The Wise County Messenger has been printed in Decatur since 1880.

==Parks and recreation==
- Kenny Renshaw Park features soccer fields, softball fields, a playground, and a walking trail.
- Wagoner Branch, Sweetwater Creek, Walnut Creek, Deep Creek and Center Creek, natural creeks flowing through Decatur.

==Education==
The City of Decatur is served by the Decatur Independent School District (DISD), the largest district in Wise County. Decatur ISD is centered in Decatur and has six campuses: Decatur High School, McCarroll Middle School, Carson Elementary School, Rann Elementary School, and Young Elementary.

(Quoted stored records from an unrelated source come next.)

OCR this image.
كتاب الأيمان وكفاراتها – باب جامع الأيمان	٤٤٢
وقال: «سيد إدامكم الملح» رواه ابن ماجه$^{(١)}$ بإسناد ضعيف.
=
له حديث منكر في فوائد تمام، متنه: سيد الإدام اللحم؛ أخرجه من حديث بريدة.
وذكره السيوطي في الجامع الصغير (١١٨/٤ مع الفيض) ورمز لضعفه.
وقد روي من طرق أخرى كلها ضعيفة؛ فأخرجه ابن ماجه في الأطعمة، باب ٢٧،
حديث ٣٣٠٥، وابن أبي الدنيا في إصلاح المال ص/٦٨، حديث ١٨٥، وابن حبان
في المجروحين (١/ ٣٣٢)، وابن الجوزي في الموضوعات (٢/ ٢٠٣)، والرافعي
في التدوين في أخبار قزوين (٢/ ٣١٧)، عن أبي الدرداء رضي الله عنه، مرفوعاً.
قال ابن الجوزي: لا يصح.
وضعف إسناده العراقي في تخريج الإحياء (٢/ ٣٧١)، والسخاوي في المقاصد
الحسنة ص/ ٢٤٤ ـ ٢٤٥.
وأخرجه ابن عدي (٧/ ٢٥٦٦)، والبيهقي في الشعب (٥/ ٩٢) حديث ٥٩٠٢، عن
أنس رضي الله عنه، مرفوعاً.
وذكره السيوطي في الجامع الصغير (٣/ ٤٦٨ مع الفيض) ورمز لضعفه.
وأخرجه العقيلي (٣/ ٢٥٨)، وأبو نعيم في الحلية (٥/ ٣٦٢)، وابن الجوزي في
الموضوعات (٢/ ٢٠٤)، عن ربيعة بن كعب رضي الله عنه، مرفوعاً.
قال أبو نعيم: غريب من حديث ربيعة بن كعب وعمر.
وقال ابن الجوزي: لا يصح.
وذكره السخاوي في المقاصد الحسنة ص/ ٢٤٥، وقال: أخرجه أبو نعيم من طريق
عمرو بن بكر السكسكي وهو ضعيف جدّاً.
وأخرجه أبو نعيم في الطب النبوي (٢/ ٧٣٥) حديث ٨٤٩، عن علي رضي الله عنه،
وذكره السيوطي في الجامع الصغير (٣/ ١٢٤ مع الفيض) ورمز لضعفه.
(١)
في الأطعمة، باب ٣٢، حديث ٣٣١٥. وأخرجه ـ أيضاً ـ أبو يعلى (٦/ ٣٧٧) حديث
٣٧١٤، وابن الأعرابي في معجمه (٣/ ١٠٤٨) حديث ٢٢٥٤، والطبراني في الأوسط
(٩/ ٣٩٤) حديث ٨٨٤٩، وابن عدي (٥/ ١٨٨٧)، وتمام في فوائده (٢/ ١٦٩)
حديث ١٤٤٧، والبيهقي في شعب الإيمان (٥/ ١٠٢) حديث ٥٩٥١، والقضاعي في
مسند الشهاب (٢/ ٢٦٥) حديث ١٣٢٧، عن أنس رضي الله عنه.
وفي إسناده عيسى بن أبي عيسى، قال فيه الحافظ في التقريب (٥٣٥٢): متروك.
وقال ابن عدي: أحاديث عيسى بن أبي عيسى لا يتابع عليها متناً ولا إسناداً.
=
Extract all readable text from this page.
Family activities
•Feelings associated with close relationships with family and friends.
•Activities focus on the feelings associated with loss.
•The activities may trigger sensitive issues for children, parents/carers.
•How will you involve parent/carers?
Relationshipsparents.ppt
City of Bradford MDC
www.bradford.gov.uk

During the 2010–2011 school year, Decatur ISD had 3,011 students enrolled.

Weatherford College has a branch campus in Decatur.

==Infrastructure==
===Airport===
- Decatur Municipal Airport is a city-owned public-use airport located 2 miles north of the central business district.
- Bishop Airport is a privately owned public-use airport located 6 miles east of the central business district of Decatur.

===Emergency services===
Lifeteam 68, of the Air Evac Lifeteam air ambulance company, is based at Medical City Decatur Hospital in Decatur.

==Notable people==
- Trevor Brazile, world champion rodeo cowboy
- Roy Cooper and Tuf Cooper: father/son world champion rodeo cowboys
- Bryce Elder, starting pitcher for the Atlanta Braves
- John E. Hatley, former Master Sergeant in the U.S. Army; convicted of murdering four Iraqi detainees
- Mike Lee, world champion bull rider
- José Vitor Leme, world champion bull rider
- James Maness, professional football player
- Joseph Fort Newton, minister, author
- Tom Pickett, 19th-century cowboy, lawman, outlaw
- William Raborn, Director of the Central Intelligence Agency
- Texas Ruby, country music singer
- Phil Ryan, Texas Ranger, three-term Wise County sheriff
- Samuel M. Sampler, recipient of the Medal of Honor for his actions during World War I
- Belle Hunt Shortridge (1858–1893), author
- Tommy Tatum, professional baseball player
- João Ricardo Vieira, professional bull rider
- Guinn Williams, U.S. Representative from Texas
- Guinn "Big Boy" Williams, Western movie star

==In popular culture==
- "Eighter from Decatur" is a slang phrase used by craps shooters who want to roll an eight, as well as the title of a song (minus the "e" in eighter) by Western Swing legend Bob Wills. In 1949, Decatur mayor Syl Hardwick added the phrase to two signs welcoming tourists to the town.